We have used reciprocalspaceship to merge a dataset using inverse-variance weights. As part of this analysis, we performed repeated 2-fold cross-validation to compute Pearson and Spearman correlation coefficients and associated uncertainties. This relatively simple procedure to obtain uncertainty estimates for correlation coefficients is seldom done when analyzing merging quality. However, we can see that the standard deviation for computed correlation coefficients can be nearly \(\pm0.1\) for quantities such as \(CC_{anom}\). This is worth keeping in mind when analyzing SAD experiments because this dataset is very high quality (edge-limited) when one considers the \(CC_{1/2}\). Putting these two correlation coefficients on the same axes emphasizes this point:

[25]:
plt.figure(figsize=(9, 6))
plt.errorbar(results1.index, results1[("Pearson", "mean")],
             yerr=results1[("Pearson", "std")],
             color='#1b9e77',
             label=r"$CC_{1/2}$ (Pearson)")

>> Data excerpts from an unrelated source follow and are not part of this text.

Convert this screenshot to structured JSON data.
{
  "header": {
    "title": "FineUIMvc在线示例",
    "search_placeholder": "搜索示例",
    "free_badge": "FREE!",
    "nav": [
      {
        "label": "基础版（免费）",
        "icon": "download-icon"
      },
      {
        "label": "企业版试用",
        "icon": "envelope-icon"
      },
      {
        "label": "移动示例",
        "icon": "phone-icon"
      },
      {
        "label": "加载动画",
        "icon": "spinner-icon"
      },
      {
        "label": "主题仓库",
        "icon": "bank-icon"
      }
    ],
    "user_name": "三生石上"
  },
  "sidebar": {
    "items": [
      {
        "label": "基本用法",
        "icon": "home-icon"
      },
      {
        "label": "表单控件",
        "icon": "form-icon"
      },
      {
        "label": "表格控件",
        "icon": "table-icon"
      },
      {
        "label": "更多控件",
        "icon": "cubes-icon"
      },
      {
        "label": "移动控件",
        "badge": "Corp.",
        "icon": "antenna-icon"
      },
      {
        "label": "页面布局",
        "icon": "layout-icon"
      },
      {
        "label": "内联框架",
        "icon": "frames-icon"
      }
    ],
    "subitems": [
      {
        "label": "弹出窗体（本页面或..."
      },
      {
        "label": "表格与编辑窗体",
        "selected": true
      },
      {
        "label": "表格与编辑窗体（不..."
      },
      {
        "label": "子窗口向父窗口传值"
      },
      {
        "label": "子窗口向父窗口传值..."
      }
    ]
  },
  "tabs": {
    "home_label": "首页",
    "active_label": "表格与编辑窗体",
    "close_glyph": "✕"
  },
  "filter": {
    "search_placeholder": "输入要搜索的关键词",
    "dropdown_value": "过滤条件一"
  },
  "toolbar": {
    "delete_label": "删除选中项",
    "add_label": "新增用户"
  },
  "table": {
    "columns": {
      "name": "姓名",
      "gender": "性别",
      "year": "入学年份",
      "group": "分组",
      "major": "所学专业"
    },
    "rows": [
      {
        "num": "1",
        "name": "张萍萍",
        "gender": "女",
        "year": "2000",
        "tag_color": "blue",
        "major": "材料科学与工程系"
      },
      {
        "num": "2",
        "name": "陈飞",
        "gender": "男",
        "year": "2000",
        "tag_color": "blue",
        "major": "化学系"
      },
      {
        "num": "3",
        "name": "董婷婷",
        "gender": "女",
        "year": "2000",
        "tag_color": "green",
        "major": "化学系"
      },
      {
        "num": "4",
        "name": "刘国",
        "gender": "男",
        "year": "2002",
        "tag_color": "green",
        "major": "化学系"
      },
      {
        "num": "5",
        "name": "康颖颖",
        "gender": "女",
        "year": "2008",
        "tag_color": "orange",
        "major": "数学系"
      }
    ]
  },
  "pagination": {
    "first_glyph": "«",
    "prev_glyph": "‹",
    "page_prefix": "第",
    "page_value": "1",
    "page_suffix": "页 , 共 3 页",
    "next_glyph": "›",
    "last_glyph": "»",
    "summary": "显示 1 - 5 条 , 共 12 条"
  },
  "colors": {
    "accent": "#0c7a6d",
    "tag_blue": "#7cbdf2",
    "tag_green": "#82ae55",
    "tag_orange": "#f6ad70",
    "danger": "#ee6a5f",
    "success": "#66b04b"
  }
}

plt.errorbar(results1.index, results1[("Spearman", "mean")],
             yerr=results1[("Spearman", "std")],
             color='#d95f02',
             label=r"$CC_{1/2}$ (Spearman)")
plt.errorbar(results2.index, results2[("Pearson", "mean")],
             yerr=results2[("Pearson", "std")],
             color='#1b9e77',
             linestyle="--",
             label=r"$CC_{anom}$ (Pearson)")

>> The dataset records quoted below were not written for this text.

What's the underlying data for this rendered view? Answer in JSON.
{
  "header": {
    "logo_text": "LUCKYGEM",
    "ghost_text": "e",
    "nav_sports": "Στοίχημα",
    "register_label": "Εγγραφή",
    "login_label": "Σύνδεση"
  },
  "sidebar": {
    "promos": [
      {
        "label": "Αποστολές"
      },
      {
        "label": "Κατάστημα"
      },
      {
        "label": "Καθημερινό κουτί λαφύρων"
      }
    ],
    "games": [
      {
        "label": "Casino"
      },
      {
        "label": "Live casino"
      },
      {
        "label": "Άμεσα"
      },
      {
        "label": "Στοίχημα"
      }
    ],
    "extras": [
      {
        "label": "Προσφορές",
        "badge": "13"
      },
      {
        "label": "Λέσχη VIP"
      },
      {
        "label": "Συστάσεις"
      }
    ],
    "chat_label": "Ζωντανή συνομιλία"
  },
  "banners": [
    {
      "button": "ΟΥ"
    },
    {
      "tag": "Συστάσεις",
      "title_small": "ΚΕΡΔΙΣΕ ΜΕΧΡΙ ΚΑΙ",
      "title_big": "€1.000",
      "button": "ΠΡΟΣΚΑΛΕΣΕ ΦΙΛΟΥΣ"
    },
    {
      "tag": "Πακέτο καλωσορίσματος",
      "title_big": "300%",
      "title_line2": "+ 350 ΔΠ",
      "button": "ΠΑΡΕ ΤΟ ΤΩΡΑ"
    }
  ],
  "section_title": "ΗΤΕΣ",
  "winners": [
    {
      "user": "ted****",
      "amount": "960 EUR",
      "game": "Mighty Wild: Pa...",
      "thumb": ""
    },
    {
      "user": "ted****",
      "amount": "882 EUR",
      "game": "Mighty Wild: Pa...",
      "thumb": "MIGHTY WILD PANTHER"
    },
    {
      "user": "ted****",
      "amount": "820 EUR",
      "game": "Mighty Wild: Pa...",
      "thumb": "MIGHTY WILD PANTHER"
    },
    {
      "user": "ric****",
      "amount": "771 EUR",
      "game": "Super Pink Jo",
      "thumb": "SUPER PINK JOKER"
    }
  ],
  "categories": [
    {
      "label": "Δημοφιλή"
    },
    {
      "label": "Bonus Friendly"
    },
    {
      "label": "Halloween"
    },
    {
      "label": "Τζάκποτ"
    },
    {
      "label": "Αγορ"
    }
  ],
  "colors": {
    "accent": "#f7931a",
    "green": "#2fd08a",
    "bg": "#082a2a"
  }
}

plt.errorbar(results2.index, results2[("Spearman", "mean")],
             yerr=results2[("Spearman", "std")],
             color='#d95f02',
             linestyle="--",
             label=r"$CC_{anom}$ (Spearman)")
plt.xticks(results1.index, labels, rotation=45, ha='right', rotation_mode='anchor')
plt.ylabel(r"Correlation Coefficient")
plt.xlabel(r"Resolution Bin ($\AA$)")
plt.legend(loc='center left', bbox_to_anchor=(1, 0.5))
plt.grid(axis="y", linestyle='--')
plt.tight_layout()
../_images/examples_2_mergingstats_36_0.png

Even a simple change to the procedure for computing merging statistics, such as substituting a Spearman correlation coefficient for a Pearson one, can alter the apparent quality of a dataset. By lowering the barrier to implementing new analyses, we hope that reciprocalspaceship can encourage the development of more robust indicators of crystallographic data quality.